Jimmy87 said:
When you pluck a guitar string it resonates at its fundamental frequency plus some of the overtones. My question is, what exactly determines the note (i.e. A,C, E etc) for, say, a guitar? For example, if note A is 440Hz then what is it that is at 440Hz because some instruments have lots of overtones when you play them and some don't so for the ones that do have lots of overtones does it mean that the 440Hz is the sum of all the overtones and the fundamental or is it just the fundamental that dictates the frequency of a particular note? Also, why do you get a bad sound when you don't quite hit the right note because even if you don't hit the note surely whatever you do hit still has resonant frequencies with harmonics?
I actually did a summer project on this a while back, so I'm going to give a very long (but hopefully useful) answer.
The physical properties of the string/instrument are basically what determine the note. For an ideal string, it's just tension and mass per unit length (IIRC). For a real string, other things come into play (more on this later). Also, the instrument surrounding a string will impact the sound quite a bit.
For an ideal string, there's a fundamental frequency (e.g. 440 Hz) and harmonics above it (880 Hz, 1320 Hz, etc.). The fundamental frequency is what determines the note. If the fundamental frequency is 440 Hz, then the note is an A, regardless of whether the harmonics are audible or not.
The harmonics are important, though, because they are a key part of what makes an A on a piano sound different from an A on a guitar. For example, a whistle is going to be pretty much a pure 440 Hz wave; the 880 and 1320 Hz harmonics are going to be very small. On a different instrument, like a piano, the harmonics will be much stronger, which is why a piano sounds so much "richer" than a whistle. On a guitar the harmonics will have different strengths than the piano, making the guitar sound different. The relative strengths of the harmonics and fundamental frequency depend on the whole musical instrument, including the string and the body that the string is attached to (not to mention how the string is made to vibrate: e.g. hammer, pick, or bow). That's why guitars and pianos sound different, even though the strings are reasonably similar.
To sum up, for an ideal string/instrument there's a fundamental frequency f
0, which determines the "note" you're playing. Then there are harmonics at exactly 2*f
0, 3*f
0, etc. Changing the relative strength of these harmonics can make the same note sound quite different.
The ideal string model is a good starting place, and but to understand real instruments, we need to add some things to our model. The first, perhaps obvious, thing is that real strings don't vibrate forever. They lose energy and the note decays over time. Different harmonics decay at different rates, which can affect how a note sounds. (For "sharper" notes, the second and third harmonics can actually be louder than the fundamental frequency at first, but they die away very quickly, leaving the fundamental frequency to linger in your ear).

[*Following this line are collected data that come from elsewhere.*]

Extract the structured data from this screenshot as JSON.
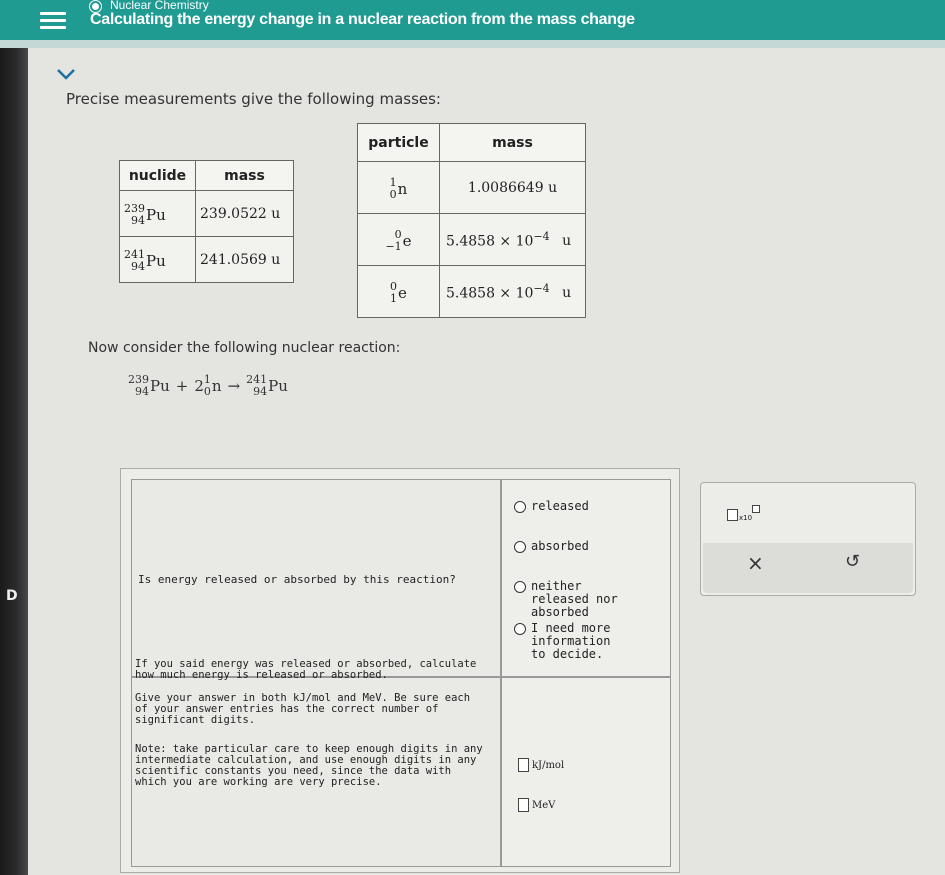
{
  "header": {
    "topic": "Nuclear Chemistry",
    "title": "Calculating the energy change in a nuclear reaction from the mass change"
  },
  "intro": "Precise measurements give the following masses:",
  "nuclide_table": {
    "headers": [
      "nuclide",
      "mass"
    ],
    "rows": [
      {
        "mass_num": "239",
        "atomic_num": "94",
        "symbol": "Pu",
        "mass": "239.0522 u"
      },
      {
        "mass_num": "241",
        "atomic_num": "94",
        "symbol": "Pu",
        "mass": "241.0569 u"
      }
    ]
  },
  "particle_table": {
    "headers": [
      "particle",
      "mass"
    ],
    "rows": [
      {
        "top": "1",
        "bottom": "0",
        "symbol": "n",
        "mass_text": "1.0086649 u",
        "mantissa": "",
        "exponent": "",
        "unit": ""
      },
      {
        "top": "0",
        "bottom": "−1",
        "symbol": "e",
        "mass_text": "",
        "mantissa": "5.4858 × 10",
        "exponent": "−4",
        "unit": "u"
      },
      {
        "top": "0",
        "bottom": "1",
        "symbol": "e",
        "mass_text": "",
        "mantissa": "5.4858 × 10",
        "exponent": "−4",
        "unit": "u"
      }
    ]
  },
  "consider": "Now consider the following nuclear reaction:",
  "reaction": {
    "r1": {
      "top": "239",
      "bottom": "94",
      "symbol": "Pu"
    },
    "plus": "+",
    "coef": "2",
    "r2": {
      "top": "1",
      "bottom": "0",
      "symbol": "n"
    },
    "arrow": "→",
    "p1": {
      "top": "241",
      "bottom": "94",
      "symbol": "Pu"
    }
  },
  "question1": "Is energy released or absorbed by this reaction?",
  "options": [
    "released",
    "absorbed",
    "neither released nor absorbed",
    "I need more information to decide."
  ],
  "question2": {
    "p1": "If you said energy was released or absorbed, calculate how much energy is released or absorbed.",
    "p2": "Give your answer in both kJ/mol and MeV. Be sure each of your answer entries has the correct number of significant digits.",
    "p3": "Note: take particular care to keep enough digits in any intermediate calculation, and use enough digits in any scientific constants you need, since the data with which you are working are very precise."
  },
  "units": [
    "kJ/mol",
    "MeV"
  ],
  "tools": {
    "x10_label": "x10",
    "clear": "×",
    "undo": "↺"
  },
  "bezel_letter": "D"
}
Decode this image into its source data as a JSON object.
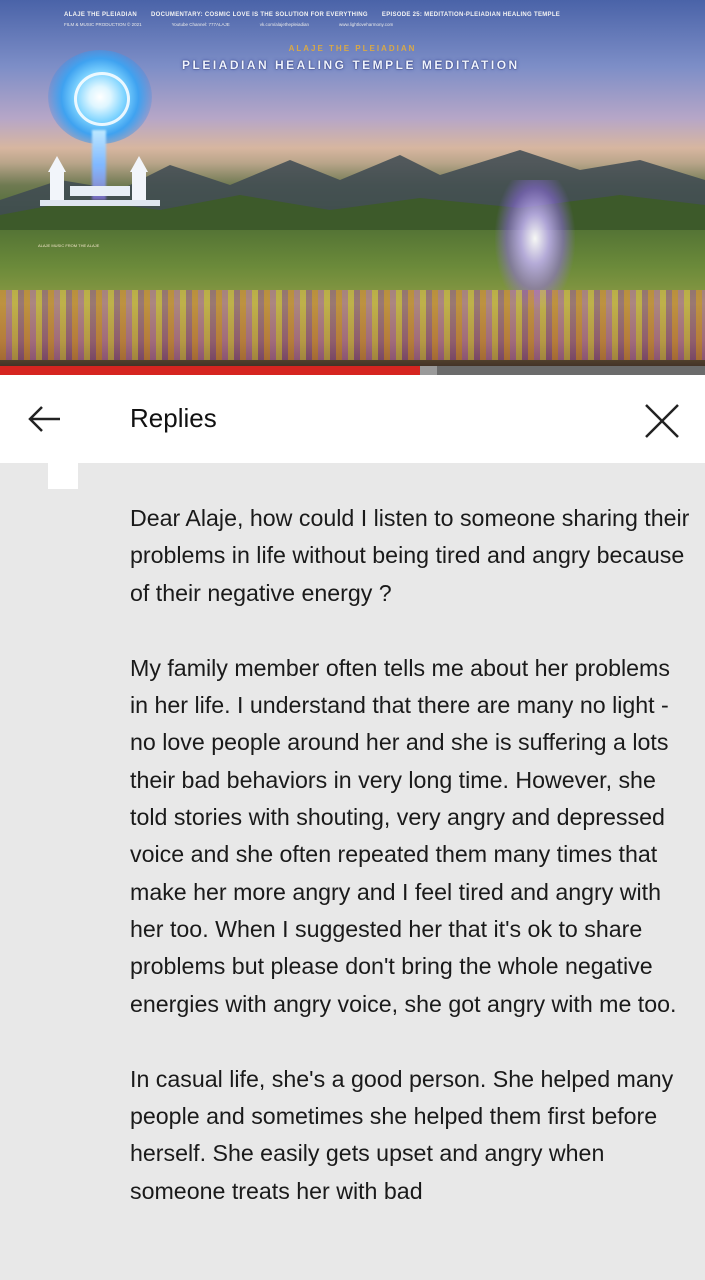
{
  "video": {
    "channel_line": "ALAJE THE PLEIADIAN",
    "documentary_line": "DOCUMENTARY: COSMIC LOVE IS THE SOLUTION FOR EVERYTHING",
    "episode_line": "EPISODE 25: MEDITATION-PLEIADIAN HEALING TEMPLE",
    "credit_line": "FILM & MUSIC PRODUCTION © 2021",
    "youtube_line": "Youtube Channel: 777ALAJE",
    "vk_line": "vk.com/alajethepleiadian",
    "web_line": "www.lightloveharmony.com",
    "brand_small": "ALAJE THE PLEIADIAN",
    "brand_title": "PLEIADIAN HEALING TEMPLE MEDITATION",
    "caption": "ALAJE MUSIC FROM THE ALAJE",
    "progress_fraction": 0.596
  },
  "header": {
    "title": "Replies"
  },
  "comment": {
    "paragraphs": [
      "Dear Alaje, how could I listen to someone sharing their problems in life without being tired and angry because of their negative energy ?",
      "My family member often tells me about her problems in her life. I understand that there are many no light - no love people around her and she is suffering a lots their bad behaviors in very long time. However,  she told stories with shouting, very angry and depressed voice and she often repeated them many times that make her more angry and I feel tired and angry with her too. When I suggested her that it's ok to share problems but please don't bring the whole negative energies with angry voice, she got angry with me too.",
      "In casual life, she's a good person. She helped many people and sometimes she helped them first before herself. She easily gets upset and angry when someone treats her with bad"
    ]
  },
  "colors": {
    "progress": "#d62520",
    "background": "#e8e8e8",
    "header_bg": "#ffffff"
  }
}
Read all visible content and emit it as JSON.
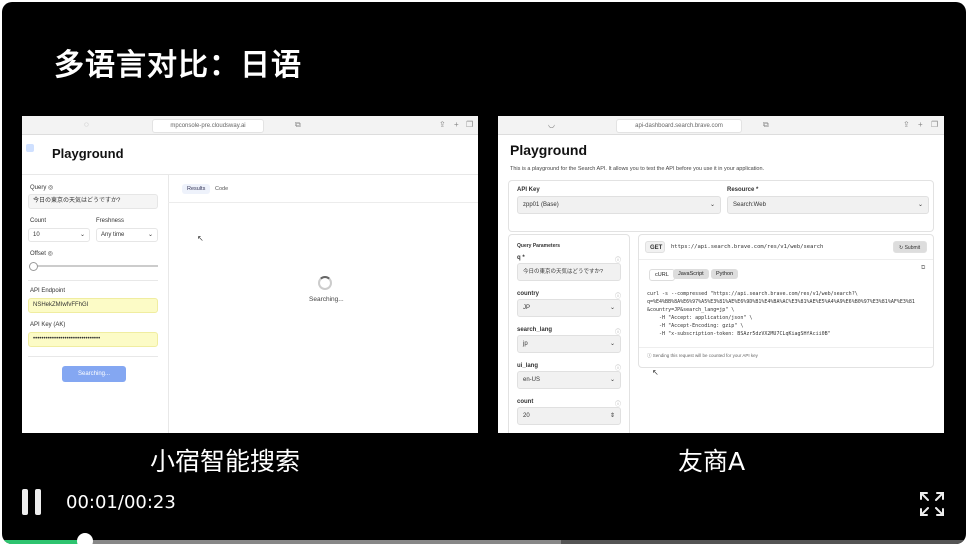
{
  "video": {
    "title": "多语言对比：日语",
    "time_display": "00:01/00:23",
    "progress": 0.043,
    "buffered": 0.58
  },
  "left": {
    "caption": "小宿智能搜索",
    "browser_url": "mpconsole-pre.cloudsway.ai",
    "page_title": "Playground",
    "query_label": "Query ◎",
    "query_value": "今日の東京の天気はどうですか?",
    "count_label": "Count",
    "count_value": "10",
    "freshness_label": "Freshness",
    "freshness_value": "Any time",
    "offset_label": "Offset ◎",
    "endpoint_label": "API Endpoint",
    "endpoint_value": "NSHekZMIwfvFFhGI",
    "apikey_label": "API Key (AK)",
    "apikey_value": "••••••••••••••••••••••••••••••••",
    "searching_button": "Searching...",
    "tab_results": "Results",
    "tab_code": "Code",
    "status_text": "Searching..."
  },
  "right": {
    "caption": "友商A",
    "browser_url": "api-dashboard.search.brave.com",
    "page_title": "Playground",
    "description": "This is a playground for the Search API. It allows you to test the API before you use it in your application.",
    "api_key_label": "API Key",
    "api_key_value": "zpp01 (Base)",
    "resource_label": "Resource *",
    "resource_value": "Search:Web",
    "params_heading": "Query Parameters",
    "q_label": "q *",
    "q_value": "今日の東京の天気はどうですか?",
    "country_label": "country",
    "country_value": "JP",
    "search_lang_label": "search_lang",
    "search_lang_value": "jp",
    "ui_lang_label": "ui_lang",
    "ui_lang_value": "en-US",
    "count_label": "count",
    "count_value": "20",
    "method": "GET",
    "endpoint_url": "https://api.search.brave.com/res/v1/web/search",
    "submit_label": "Submit",
    "code_tabs": [
      "cURL",
      "JavaScript",
      "Python"
    ],
    "code_lines": [
      "curl -s --compressed \"https://api.search.brave.com/res/v1/web/search?\\",
      "q=%E4%BB%8A%E6%97%A5%E3%81%AE%E6%9D%B1%E4%BA%AC%E3%81%AE%E5%A4%A9%E6%B0%97%E3%81%AF%E3%81",
      "&country=JP&search_lang=jp\" \\",
      "    -H \"Accept: application/json\" \\",
      "    -H \"Accept-Encoding: gzip\" \\",
      "    -H \"x-subscription-token: BSAzr5dzVX2MU7CLqKiagSHfAcii0B\""
    ],
    "note": "Sending this request will be counted for your API key"
  }
}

The second non-ideal effect comes from something called the stiffness of the string. What this does is it shifts the harmonics a bit. For example, rather than having 440, 880, 1320, etc., you might have 440, 886, 1334, etc. (it affects the higher harmonics more than the lower ones). This effect is noticeable for the lowest keys on the piano: it helps give them that really rich, full sound. However, while a little bit of offset can be nice, shifting the harmonics by too much will sound awful. This is one way that a "bad" note can appear: if a string is too stiff (so it's not a very good string), it won't produce a good sound. This doesn't really answer your question, though, which has to do with a string that normally sounds good, but sounds bad if you hit it wrong.
So finally, what happens when you hit a string "wrong?" For example, let's say you pull a guitar string up as far as you can without breaking it and then let it snap back. It will make an ugly sound and then mellow out into a "purer" note. What's happening here is you've pushed the string into what's called a non-linear regime. Basically, the physics describing the string become a lot more complicated if you stretch it too far or make it vibrate loosely against a fret or something like that. In "extreme" (non-linear) cases like these, the idea of fundamental frequency and harmonics is no longer a good way to describe the string. Mathematically you can still do it, but you'll basically have a huge mess of seemingly-random harmonics which probably won't look anything like the ideal case (it's quite different from stiffness where you still have harmonics, you've just shifted them around). So to answer your question, the note sounds "bad" because if you push the string into "non-linear mode" the whole notion of fundamental frequencies and harmonics goes out the window. You just get a seemingly-random vibration which may or may not sound "nice."
Summary:
In the ideal case, you get fundamental frequencies and harmonics. In the more-realistic-but-still-musical case, the note decays and the harmonics get shifted around a bit (they won't quite be multiples of the fundamental). You still have harmonics, but if you push them around too much, they'll clash and things will sound bad. If you play your instrument in a way it's not meant to be played, your instrument might start to behave in a non-linear way. In that case, harmonics go out the window and you essentially get a big seemingly-random mess of frequencies which may or may not sound good.
Note 1: This answer mostly focused on strings, but the same goes for other instruments, like the vocal chords or a pipe organ. The underlying reasons may be different, but the effects are similar.
Note 2: For the more mathematically literate, "ideal" instruments are modeled using the wave equation. "Non-ideal" instruments are modeled using the wave equation with additional 3rd and 4th order partial derivative terms added. "Non-linear" instruments are modeled using non-linear partial differential equations.